010. Aku dan kamu, yang berjumpa tanpa janji

252 27 4
                                    

"ARGH!" Aruna berteriak kesal di depan gerbang sekolahnya yang baru saja menutup pagi itu, gadis itu berlari kencang mengejar sang penjaga sekolah yang lebih sering dipangging 'Babeh' itu.

"Beh, bukain dong beh. Tolong." Aruna yang masih berumur 17 tahun itu memohon, dirinya semalam tidur larut karena mengerjakan tugas miliknya dan Fajar dan sekaligus. Begitu terbangun, entah apa yang sedang terjadi, Ayahnya tak dapat mengantarnya dan Angkot pun sangat jarang lewat dan kemacetan tiba-tiba melanda.

"Elo tahu kan jam masuk jam berape?" Ujar babeh dibalik pagar, sambil menyeruput kopi hitam kesukaannya.

"Jam 7 pagi kan."

"Sudah ganti, kan aturan baru pemda, sekolah masuk jam 06.30 untuk mengurangi kemacetan."

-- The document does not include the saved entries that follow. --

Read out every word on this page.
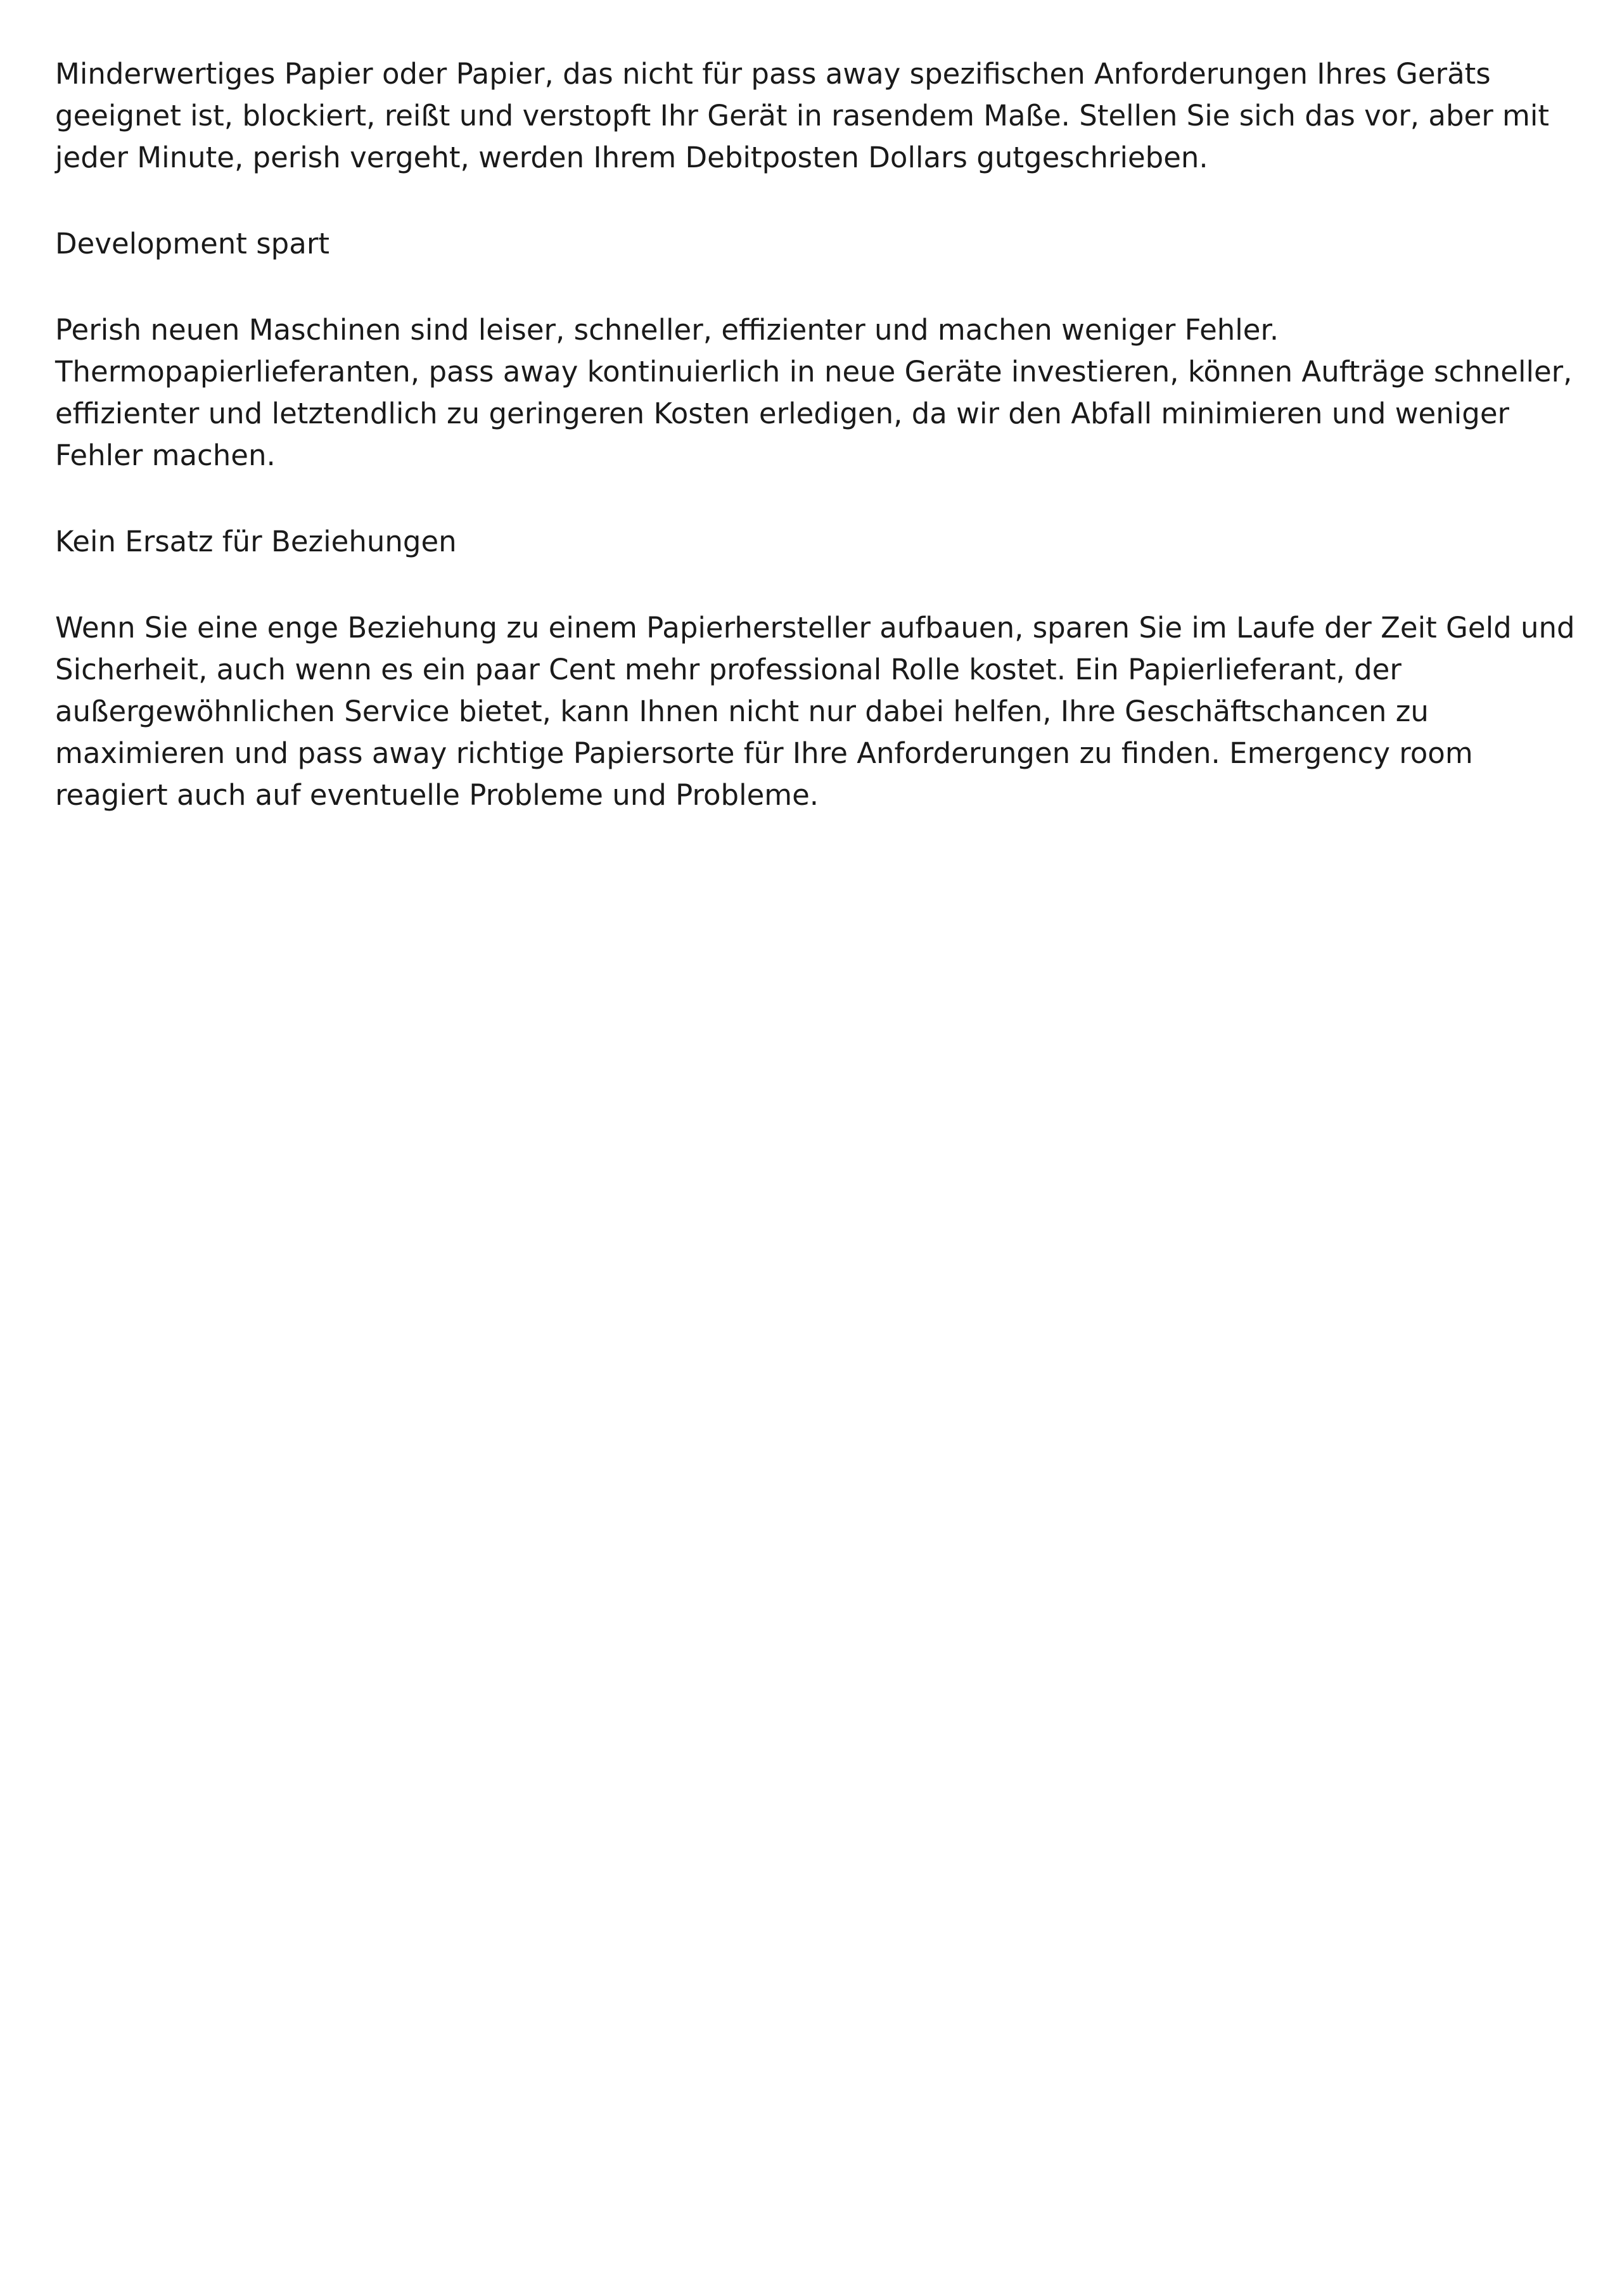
Minderwertiges Papier oder Papier, das nicht für pass away spezifischen Anforderungen Ihres Geräts geeignet ist, blockiert, reißt und verstopft Ihr Gerät in rasendem Maße. Stellen Sie sich das vor, aber mit jeder Minute, perish vergeht, werden Ihrem Debitposten Dollars gutgeschrieben.

Development spart

Perish neuen Maschinen sind leiser, schneller, effizienter und machen weniger Fehler. Thermopapierlieferanten, pass away kontinuierlich in neue Geräte investieren, können Aufträge schneller, effizienter und letztendlich zu geringeren Kosten erledigen, da wir den Abfall minimieren und weniger Fehler machen.

Kein Ersatz für Beziehungen

Wenn Sie eine enge Beziehung zu einem Papierhersteller aufbauen, sparen Sie im Laufe der Zeit Geld und Sicherheit, auch wenn es ein paar Cent mehr professional Rolle kostet. Ein Papierlieferant, der außergewöhnlichen Service bietet, kann Ihnen nicht nur dabei helfen, Ihre Geschäftschancen zu maximieren und pass away richtige Papiersorte für Ihre Anforderungen zu finden. Emergency room reagiert auch auf eventuelle Probleme und Probleme.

"Ya tapi Runa kan enggak pernah telat sebelumnya, Beh. Tolongin Runa lah." Aruna memelas.

Babeh tidak membalas perkataan Aruna melainkan meninggalkannya. Gadis mungil itu pun jongkok, lalu menenggelamkan kepalanya dengan kedua tangan. Tak mungkin ia kembali ke rumah, bisa-bisa dirinya di makan hidup-hidup oleh orangtuanya karena membolos.

Lalu muncullah sebuah ide dikepalanya, serentak tubuh dan otaknya bekerja sama menuju tembok belakang sekolah. Ya tentu saja, apalagi kalau bukan memanjatlah yang diinginkannya. Tentu tidak mudah bagi Aruna, karena begitu melihat pembatas yang cukup tinggi Aruna hanya membuka mulutnya lebar-lebar karena bingung bagaimana cara memanjatnya.

Terdapat bapak-bapak tua yang sedang menjaga warung di belakang sekolahnya itu, dengan santai memerhatikan si gadis sial ini yang sudah terlambat dan tak mampu memanjat.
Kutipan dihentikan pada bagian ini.